The London Blitz plays a role in Ursula’s story, and I enjoyed learning something of the civilian wardens who directed the search and rescue efforts after each wretched bombing attack. Burrowing into collapsed houses is not for the faint of heart and the stories range from tragic to gruesome. I don’t know whether these civilian rescuers were honoured but they were every bit as courageous as soldiers on the front lines, so I’d like to think they were.
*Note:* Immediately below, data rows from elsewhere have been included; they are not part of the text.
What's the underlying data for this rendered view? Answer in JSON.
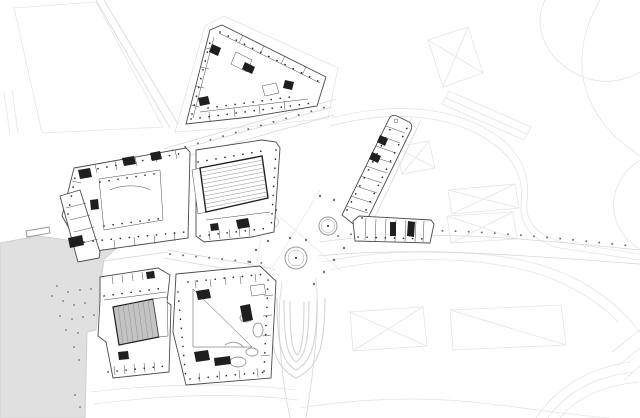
{
  "drawing": {
    "kind": "architectural-site-plan",
    "elements": [
      {
        "id": "water-basin",
        "label": "water basin"
      },
      {
        "id": "pier",
        "label": "pier"
      },
      {
        "id": "context-parcels",
        "label": "faint context parcels and roof envelopes"
      },
      {
        "id": "roads",
        "label": "street network"
      },
      {
        "id": "central-plaza",
        "label": "central plaza with circular features"
      },
      {
        "id": "ramp-structure",
        "label": "nested ramp curves"
      },
      {
        "id": "block-north-triangle",
        "label": "triangular building block north"
      },
      {
        "id": "block-west-courtyard",
        "label": "west block with courtyard"
      },
      {
        "id": "block-concert-hall",
        "label": "central block with hatched auditorium"
      },
      {
        "id": "block-southwest-theater",
        "label": "southwest theatre block with fan seating"
      },
      {
        "id": "block-south-courtyard",
        "label": "south block with triangular courtyard"
      },
      {
        "id": "strip-northeast",
        "label": "narrow strip building northeast"
      },
      {
        "id": "strip-east",
        "label": "narrow strip building east"
      },
      {
        "id": "column-grids",
        "label": "dotted structural column rows"
      },
      {
        "id": "tree-rows",
        "label": "street tree dots"
      }
    ]
  },
  "palette": {
    "background": "#ffffff",
    "water": "#e0e0e0",
    "water_edge": "#cfcfcf",
    "context_line": "#e4e4e4",
    "road_line": "#d7d7d7",
    "ramp_line": "#d0d0d0",
    "building_stroke": "#4a4a4a",
    "building_fill": "#ffffff",
    "wall_dark": "#1f1f1f",
    "column_dot": "#2a2a2a",
    "hatch_line": "#8f8f8f",
    "seating_fill": "#c3c3c3",
    "tree_dot": "#6e6e6e",
    "plaza_line": "#9a9a9a",
    "paving_line": "#ededed",
    "mooring_dot": "#8a8a8a"
  }
}
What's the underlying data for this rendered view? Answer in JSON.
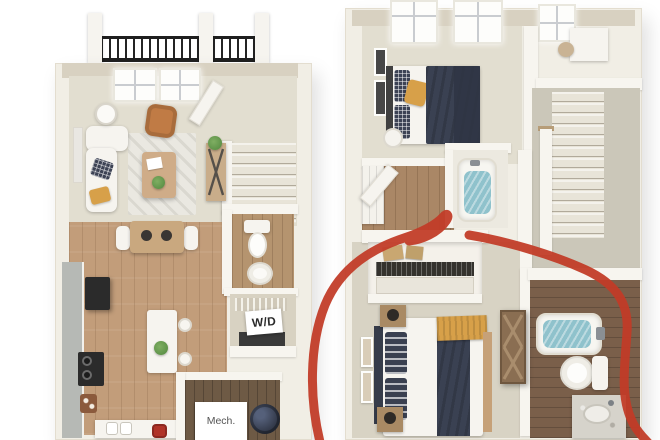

Each of her past bad experiences leaves a wraith of memory in Ursula’s mind, something like deja vu, though often not nearly that strong. Nevertheless, she uses her hunches and a recurring sense of impending danger to chart a new course in her life, a course with a world-changing goal. I’ve got to say this was less important to me than to see her find some happiness, but the story is told so artfully that both come together in the end.
The characters are well-drawn. I couldn’t quite fathom Sylvie, the mother, but Ursula’s father was sweet and supportive, and she had an interesting and close relationship with her sister. I’ve heard her brother Teddy is the central character of a sequel, so I’ll be looking out for that.
Life After Life is a wonderful book, and manages to avoid most modern idiomatic lapses. It is not really a period piece; in fact it seemed to me to be timeless, oddly so given the plot. The author has written several other novels, and I’m looking forward to reading them.